Прощаемся с теплушками и высаживаемся на Октябрьском вокзале. Навстречу – носильщики, кондуктора, пассажиры... У нас во всем го­роде меньше народу, чем здесь на одном вокзале.

Человек в черной морской куртке, с золоченым значком на мич­манке, остановил нас у входа. Велел грузить наши корзины, мешки, сундучки на автомобиль. Потом скомандовал:

– Стройся!

Выстроились мы и зашагали посреди улицы, озираясь по сторонам. А куда идем, сами не знаем.

Пришли в какой-то высоко обнесенный двор. Это был Дерябинский карантин. Часовой задержал Мишку у ворот.

– Он с нами приехал! – крикнул Ванька Косарев из строя. – Это мой сын!

– Нельзя, – сказал часовой, посмотрев на Ваньку и потом на Мишку.

А командир в мичманке сказал Косареву:

– В строю не разговаривать!

Нам назначили медицинскую комиссию и отправили во флотские казармы, прежде Крюковские, а теперь Второй балтийский флотский экипаж.

Флотские казармы кто-то в шутку назвал сорокатрубным кораблем. С первого же дня нас стали приучать к морским названиям. Ступишь на порог, а это не порог, а «комингс», пол – «палуба», лестница – «трап», шкафчики – «рундуки», потолок – «подволок», комната – «кубрик». И все было как на настоящем корабле.

А на другой день начались строевые учения. Нас учили строю и тридцати пяти приемам старой морской гимнастики.

Однажды, во время учений на площади, мы заметили, что какой-то мальчишка старательно повторяет наши упражнения.

– Ребята, а ведь это Мишка! – сказал Ванька Косарев.
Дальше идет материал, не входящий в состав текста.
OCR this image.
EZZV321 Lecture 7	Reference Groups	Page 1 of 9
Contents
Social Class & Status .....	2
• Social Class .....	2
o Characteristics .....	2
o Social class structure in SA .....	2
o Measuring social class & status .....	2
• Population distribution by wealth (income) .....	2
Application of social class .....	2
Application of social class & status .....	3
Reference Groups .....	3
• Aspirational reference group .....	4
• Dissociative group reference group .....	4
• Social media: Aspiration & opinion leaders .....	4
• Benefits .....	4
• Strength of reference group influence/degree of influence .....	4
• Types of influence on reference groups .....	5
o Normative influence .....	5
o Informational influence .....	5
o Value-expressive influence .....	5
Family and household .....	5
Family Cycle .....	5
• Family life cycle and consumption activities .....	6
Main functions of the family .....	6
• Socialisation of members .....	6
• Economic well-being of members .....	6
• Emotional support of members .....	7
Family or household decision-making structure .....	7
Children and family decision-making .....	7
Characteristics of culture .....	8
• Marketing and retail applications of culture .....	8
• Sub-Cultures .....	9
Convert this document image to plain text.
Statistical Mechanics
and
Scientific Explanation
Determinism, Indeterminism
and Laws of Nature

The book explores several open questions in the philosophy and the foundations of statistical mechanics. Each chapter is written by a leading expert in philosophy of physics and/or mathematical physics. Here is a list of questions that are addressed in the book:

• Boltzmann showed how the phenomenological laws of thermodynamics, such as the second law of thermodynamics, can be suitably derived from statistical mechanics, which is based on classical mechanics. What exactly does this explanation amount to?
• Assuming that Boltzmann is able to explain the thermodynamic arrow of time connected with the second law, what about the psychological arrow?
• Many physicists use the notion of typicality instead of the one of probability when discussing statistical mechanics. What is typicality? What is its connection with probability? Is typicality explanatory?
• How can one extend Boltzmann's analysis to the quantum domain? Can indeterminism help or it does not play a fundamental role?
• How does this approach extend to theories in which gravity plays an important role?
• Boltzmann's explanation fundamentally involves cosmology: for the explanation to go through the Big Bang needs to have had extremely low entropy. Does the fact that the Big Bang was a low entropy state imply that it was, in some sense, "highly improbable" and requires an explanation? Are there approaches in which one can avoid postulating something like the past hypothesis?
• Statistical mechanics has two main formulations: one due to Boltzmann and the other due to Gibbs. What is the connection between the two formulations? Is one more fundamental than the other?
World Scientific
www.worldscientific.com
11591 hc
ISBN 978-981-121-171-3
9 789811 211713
Вечером Ванька Косарев стоял на часах у ворот казармы нашего флотского экипажа К нему подбежал Мишка.

– Ваня!

У Косарева дрогнули губы, но он не сказал ни слова.

– Ваня, ты что – меня не узнал?

– Часовому не полагается разговаривать, – строго сказал Ко­сарев.

– А ты стой, а я буду тебе рассказывать... Я ведь теперь в дет­ском доме, учусь там и бегаю к вам на площадь на гимнастику. Я с вами во флот пойду!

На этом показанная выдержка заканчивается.